Laocoon, a series of three sculptures of snakes (displayed on mirrors, a technique which seems to have become popular in recent times) stands between these paintings. The use of glitter is enjoyably fitting, giving a vivid slipperiness to the snake’s skin. The title perhaps references that extremely famous sculpture, Laocoon and his Sons, in which the unfortunate subjects are crushed to death by sea-snakes, although the reasons for this are pretty mysterious. No sense of agony, or indeed any sensation at all, is created in the viewer by these sculptures. Maybe the title is supposed to be ironic. (Or does it reference the famous Clement Greenberg essay, in which he argued to the inevitable move of painting towards “pure” abstraction? Paterson’s paintings are definitely not pure).
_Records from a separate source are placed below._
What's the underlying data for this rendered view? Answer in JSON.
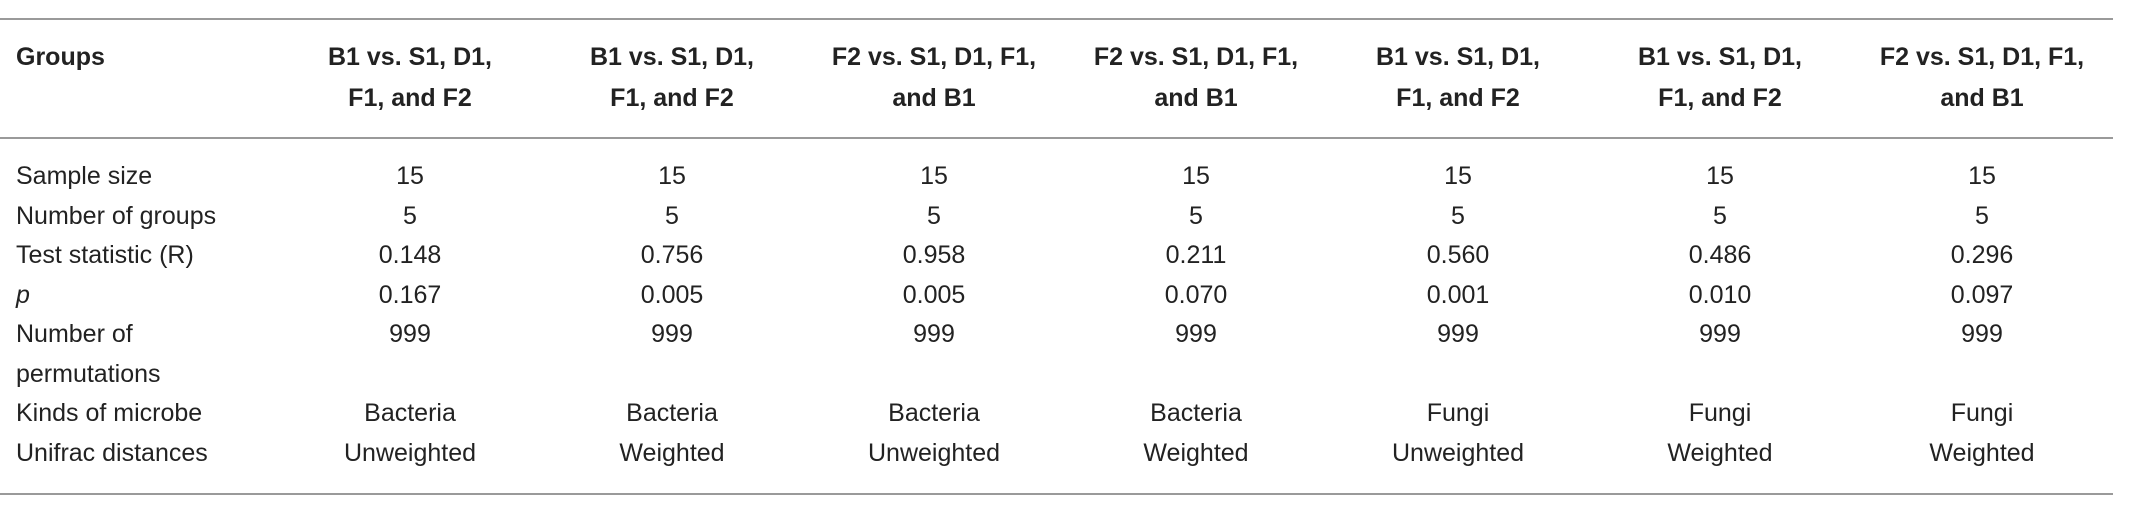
{
  "table": {
    "header": [
      [
        "Groups"
      ],
      [
        "B1 vs. S1, D1,",
        "F1, and F2"
      ],
      [
        "B1 vs. S1, D1,",
        "F1, and F2"
      ],
      [
        "F2 vs. S1, D1, F1,",
        "and B1"
      ],
      [
        "F2 vs. S1, D1, F1,",
        "and B1"
      ],
      [
        "B1 vs. S1, D1,",
        "F1, and F2"
      ],
      [
        "B1 vs. S1, D1,",
        "F1, and F2"
      ],
      [
        "F2 vs. S1, D1, F1,",
        "and B1"
      ]
    ],
    "rows": [
      [
        "Sample size",
        "15",
        "15",
        "15",
        "15",
        "15",
        "15",
        "15"
      ],
      [
        "Number of groups",
        "5",
        "5",
        "5",
        "5",
        "5",
        "5",
        "5"
      ],
      [
        "Test statistic (R)",
        "0.148",
        "0.756",
        "0.958",
        "0.211",
        "0.560",
        "0.486",
        "0.296"
      ],
      [
        "p",
        "0.167",
        "0.005",
        "0.005",
        "0.070",
        "0.001",
        "0.010",
        "0.097"
      ],
      [
        "Number of permutations",
        "999",
        "999",
        "999",
        "999",
        "999",
        "999",
        "999"
      ],
      [
        "Kinds of microbe",
        "Bacteria",
        "Bacteria",
        "Bacteria",
        "Bacteria",
        "Fungi",
        "Fungi",
        "Fungi"
      ],
      [
        "Unifrac distances",
        "Unweighted",
        "Weighted",
        "Unweighted",
        "Weighted",
        "Unweighted",
        "Weighted",
        "Weighted"
      ]
    ]
  }
}
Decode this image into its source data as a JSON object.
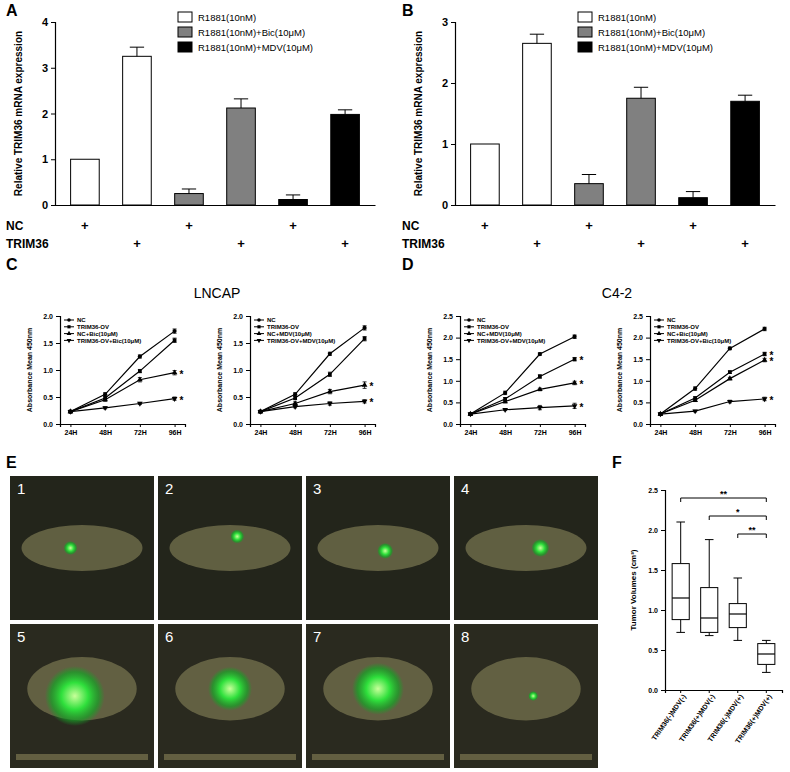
{
  "chart_data": [
    {
      "type": "bar",
      "panel": "A",
      "ylabel": "Relative TRIM36 mRNA expression",
      "categories": [
        null,
        null,
        null,
        null,
        null,
        null
      ],
      "series": [
        {
          "name": "R1881(10nM)",
          "color": "#ffffff",
          "values": [
            1.0,
            3.25,
            null,
            null,
            null,
            null
          ],
          "errors": [
            null,
            0.2,
            null,
            null,
            null,
            null
          ]
        },
        {
          "name": "R1881(10nM)+Bic(10μM)",
          "color": "#808080",
          "values": [
            null,
            null,
            0.25,
            2.12,
            null,
            null
          ],
          "errors": [
            null,
            null,
            0.1,
            0.2,
            null,
            null
          ]
        },
        {
          "name": "R1881(10nM)+MDV(10μM)",
          "color": "#000000",
          "values": [
            null,
            null,
            null,
            null,
            0.12,
            1.98
          ],
          "errors": [
            null,
            null,
            null,
            null,
            0.1,
            0.1
          ]
        }
      ],
      "ylim": [
        0,
        4
      ],
      "yticks": [
        0,
        1,
        2,
        3,
        4
      ],
      "legend": "top",
      "tick_labels": "y",
      "x_rows": [
        {
          "label": "NC",
          "marks": [
            "+",
            null,
            "+",
            null,
            "+",
            null
          ]
        },
        {
          "label": "TRIM36",
          "marks": [
            null,
            "+",
            null,
            "+",
            null,
            "+"
          ]
        }
      ]
    },
    {
      "type": "bar",
      "panel": "B",
      "ylabel": "Relative TRIM36 mRNA expression",
      "categories": [
        null,
        null,
        null,
        null,
        null,
        null
      ],
      "series": [
        {
          "name": "R1881(10nM)",
          "color": "#ffffff",
          "values": [
            1.0,
            2.65,
            null,
            null,
            null,
            null
          ],
          "errors": [
            null,
            0.15,
            null,
            null,
            null,
            null
          ]
        },
        {
          "name": "R1881(10nM)+Bic(10μM)",
          "color": "#808080",
          "values": [
            null,
            null,
            0.35,
            1.75,
            null,
            null
          ],
          "errors": [
            null,
            null,
            0.15,
            0.18,
            null,
            null
          ]
        },
        {
          "name": "R1881(10nM)+MDV(10μM)",
          "color": "#000000",
          "values": [
            null,
            null,
            null,
            null,
            0.12,
            1.7
          ],
          "errors": [
            null,
            null,
            null,
            null,
            0.1,
            0.1
          ]
        }
      ],
      "ylim": [
        0,
        3
      ],
      "yticks": [
        0,
        1,
        2,
        3
      ],
      "legend": "top",
      "tick_labels": "y",
      "x_rows": [
        {
          "label": "NC",
          "marks": [
            "+",
            null,
            "+",
            null,
            "+",
            null
          ]
        },
        {
          "label": "TRIM36",
          "marks": [
            null,
            "+",
            null,
            "+",
            null,
            "+"
          ]
        }
      ]
    },
    {
      "type": "line",
      "panel": "C",
      "title": "LNCAP",
      "ylabel": "Absorbance Mean 450nm",
      "categories": [
        "24H",
        "48H",
        "72H",
        "96H"
      ],
      "ylim": [
        0,
        2
      ],
      "yticks": [
        {
          "value": 0,
          "label": "0.0"
        },
        {
          "value": 0.5,
          "label": "0.5"
        },
        {
          "value": 1,
          "label": "1.0"
        },
        {
          "value": 1.5,
          "label": "1.5"
        },
        {
          "value": 2,
          "label": "2.0"
        }
      ],
      "legend": "top-left",
      "series": [
        {
          "name": "NC",
          "color": "#000000",
          "marker": "circle",
          "values": [
            0.23,
            0.55,
            1.25,
            1.72
          ],
          "errors": [
            0.02,
            0.03,
            0.03,
            0.04
          ]
        },
        {
          "name": "TRIM36-OV",
          "color": "#000000",
          "marker": "square",
          "values": [
            0.23,
            0.48,
            0.98,
            1.55
          ],
          "errors": [
            0.02,
            0.03,
            0.03,
            0.04
          ]
        },
        {
          "name": "NC+Bic(10μM)",
          "color": "#000000",
          "marker": "triangle",
          "values": [
            0.23,
            0.45,
            0.82,
            0.95
          ],
          "errors": [
            0.02,
            0.03,
            0.04,
            0.04
          ],
          "significance": [
            null,
            null,
            null,
            "*"
          ]
        },
        {
          "name": "TRIM36-OV+Bic(10μM)",
          "color": "#000000",
          "marker": "triangle-down",
          "values": [
            0.23,
            0.3,
            0.38,
            0.47
          ],
          "errors": [
            0.02,
            0.02,
            0.02,
            0.03
          ],
          "significance": [
            null,
            null,
            null,
            "*"
          ]
        }
      ]
    },
    {
      "type": "line",
      "ylabel": "Absorbance Mean 450nm",
      "categories": [
        "24H",
        "48H",
        "72H",
        "96H"
      ],
      "ylim": [
        0,
        2
      ],
      "yticks": [
        {
          "value": 0,
          "label": "0.0"
        },
        {
          "value": 0.5,
          "label": "0.5"
        },
        {
          "value": 1,
          "label": "1.0"
        },
        {
          "value": 1.5,
          "label": "1.5"
        },
        {
          "value": 2,
          "label": "2.0"
        }
      ],
      "legend": "top-left",
      "series": [
        {
          "name": "NC",
          "color": "#000000",
          "marker": "circle",
          "values": [
            0.23,
            0.55,
            1.3,
            1.78
          ],
          "errors": [
            0.02,
            0.03,
            0.03,
            0.04
          ]
        },
        {
          "name": "TRIM36-OV",
          "color": "#000000",
          "marker": "square",
          "values": [
            0.23,
            0.48,
            0.92,
            1.58
          ],
          "errors": [
            0.02,
            0.03,
            0.04,
            0.04
          ]
        },
        {
          "name": "NC+MDV(10μM)",
          "color": "#000000",
          "marker": "triangle",
          "values": [
            0.23,
            0.38,
            0.6,
            0.72
          ],
          "errors": [
            0.02,
            0.03,
            0.04,
            0.06
          ],
          "significance": [
            null,
            null,
            null,
            "*"
          ]
        },
        {
          "name": "TRIM36-OV+MDV(10μM)",
          "color": "#000000",
          "marker": "triangle-down",
          "values": [
            0.23,
            0.32,
            0.38,
            0.42
          ],
          "errors": [
            0.02,
            0.02,
            0.03,
            0.03
          ],
          "significance": [
            null,
            null,
            null,
            "*"
          ]
        }
      ]
    },
    {
      "type": "line",
      "panel": "D",
      "title": "C4-2",
      "ylabel": "Absorbance Mean 450nm",
      "categories": [
        "24H",
        "48H",
        "72H",
        "96H"
      ],
      "ylim": [
        0,
        2.5
      ],
      "yticks": [
        {
          "value": 0,
          "label": "0.0"
        },
        {
          "value": 0.5,
          "label": "0.5"
        },
        {
          "value": 1,
          "label": "1.0"
        },
        {
          "value": 1.5,
          "label": "1.5"
        },
        {
          "value": 2,
          "label": "2.0"
        },
        {
          "value": 2.5,
          "label": "2.5"
        }
      ],
      "legend": "top-left",
      "series": [
        {
          "name": "NC",
          "color": "#000000",
          "marker": "circle",
          "values": [
            0.23,
            0.72,
            1.62,
            2.02
          ],
          "errors": [
            0.02,
            0.04,
            0.03,
            0.04
          ]
        },
        {
          "name": "TRIM36-OV",
          "color": "#000000",
          "marker": "square",
          "values": [
            0.23,
            0.58,
            1.1,
            1.5
          ],
          "errors": [
            0.02,
            0.03,
            0.04,
            0.04
          ],
          "significance": [
            null,
            null,
            null,
            "*"
          ]
        },
        {
          "name": "NC+MDV(10μM)",
          "color": "#000000",
          "marker": "triangle",
          "values": [
            0.23,
            0.52,
            0.8,
            0.95
          ],
          "errors": [
            0.02,
            0.03,
            0.03,
            0.04
          ],
          "significance": [
            null,
            null,
            null,
            "*"
          ]
        },
        {
          "name": "TRIM36-OV+MDV(10μM)",
          "color": "#000000",
          "marker": "triangle-down",
          "values": [
            0.23,
            0.33,
            0.38,
            0.42
          ],
          "errors": [
            0.02,
            0.02,
            0.05,
            0.06
          ],
          "significance": [
            null,
            null,
            null,
            "*"
          ]
        }
      ]
    },
    {
      "type": "line",
      "ylabel": "Absorbance Mean 450nm",
      "categories": [
        "24H",
        "48H",
        "72H",
        "96H"
      ],
      "ylim": [
        0,
        2.5
      ],
      "yticks": [
        {
          "value": 0,
          "label": "0.0"
        },
        {
          "value": 0.5,
          "label": "0.5"
        },
        {
          "value": 1,
          "label": "1.0"
        },
        {
          "value": 1.5,
          "label": "1.5"
        },
        {
          "value": 2,
          "label": "2.0"
        },
        {
          "value": 2.5,
          "label": "2.5"
        }
      ],
      "legend": "top-left",
      "series": [
        {
          "name": "NC",
          "color": "#000000",
          "marker": "circle",
          "values": [
            0.23,
            0.82,
            1.75,
            2.2
          ],
          "errors": [
            0.02,
            0.04,
            0.03,
            0.04
          ]
        },
        {
          "name": "TRIM36-OV",
          "color": "#000000",
          "marker": "square",
          "values": [
            0.23,
            0.6,
            1.2,
            1.62
          ],
          "errors": [
            0.02,
            0.03,
            0.03,
            0.04
          ],
          "significance": [
            null,
            null,
            null,
            "*"
          ]
        },
        {
          "name": "NC+Bic(10μM)",
          "color": "#000000",
          "marker": "triangle",
          "values": [
            0.23,
            0.55,
            1.05,
            1.48
          ],
          "errors": [
            0.02,
            0.03,
            0.03,
            0.04
          ],
          "significance": [
            null,
            null,
            null,
            "*"
          ]
        },
        {
          "name": "TRIM36-OV+Bic(10μM)",
          "color": "#000000",
          "marker": "triangle-down",
          "values": [
            0.23,
            0.3,
            0.52,
            0.58
          ],
          "errors": [
            0.02,
            0.02,
            0.03,
            0.04
          ],
          "significance": [
            null,
            null,
            null,
            "*"
          ]
        }
      ]
    },
    {
      "type": "box",
      "panel": "F",
      "ylabel": "Tumor Volumes (cm³)",
      "categories": [
        "TRIM36(-)MDV(-)",
        "TRIM36(+)MDV(-)",
        "TRIM36(-)MDV(+)",
        "TRIM36(+)MDV(+)"
      ],
      "boxes": [
        {
          "min": 0.72,
          "q1": 0.88,
          "median": 1.15,
          "q3": 1.58,
          "max": 2.1
        },
        {
          "min": 0.68,
          "q1": 0.72,
          "median": 0.9,
          "q3": 1.28,
          "max": 1.88
        },
        {
          "min": 0.62,
          "q1": 0.78,
          "median": 0.95,
          "q3": 1.08,
          "max": 1.4
        },
        {
          "min": 0.22,
          "q1": 0.32,
          "median": 0.45,
          "q3": 0.58,
          "max": 0.62
        }
      ],
      "ylim": [
        0,
        2.5
      ],
      "yticks": [
        {
          "value": 0,
          "label": "0.0"
        },
        {
          "value": 0.5,
          "label": "0.5"
        },
        {
          "value": 1,
          "label": "1.0"
        },
        {
          "value": 1.5,
          "label": "1.5"
        },
        {
          "value": 2,
          "label": "2.0"
        },
        {
          "value": 2.5,
          "label": "2.5"
        }
      ],
      "comparisons": [
        {
          "from": 0,
          "to": 3,
          "label": "**"
        },
        {
          "from": 1,
          "to": 3,
          "label": "*"
        },
        {
          "from": 2,
          "to": 3,
          "label": "**"
        }
      ]
    }
  ],
  "image_panel": {
    "panel": "E",
    "labels": [
      "1",
      "2",
      "3",
      "4",
      "5",
      "6",
      "7",
      "8"
    ]
  }
}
Standing in the entrance-way of the exhibition, the viewer is curiously presented with the back-end of the sculpture David, a gorgeous, two meter tall bear (according to the Biblical story, David battled and killed a vicious bear, but this bear seems very friendly). The bear stands as if in contemplation in front of a painting, amazingly life-like, possessing an enchanting sense of animation in the slight contraposto of its body, and the awed, cross-eyed look on its face. The irreverence of the artwork (a bear couldn’t look at a picture) gives way to seriousness (why couldn’t it look at one?).
Animals are important to the collection in the way that they comment on the weirdness of the art experience. Prayer, a print of a Zebra, (the composition of which is unusually portrait-like) works with the monochromatic zigzag patterns featured in most of the works to show the patterns as abstracted from nature, yet somehow becoming completely unnatural. The titles of these works - as names of flowers, such as The Dandelion - are also telling. Does Paterson mean to suggest that the art experience, as entirely peculiar to humans, is a sign of our total divergence from nature? Or is it just an entertaining joke?
Also Paterson’s ongoing interest in the camp aesthetic is prevalent in these recent works through their stylization, theatricality and knowing artifice. Yet there is something considerably more challenging about these works. It is impossible to decide whether they are really detached and vacuous, celebratory of their audacious visual style and concerned with little else, or if they offer some sort of critical commentary on the state of art and taste. The subtle reference to art history in the titles of the sculptures seems to say that they do.
Paterson, after offering this cohesive, thought-provoking and just plain pleasurable Dunedin presentation, is about to complete a three month residency in South Korea. This follows stints in France, Rarotonga and New York over the past several years. I’m sure they’ll love him.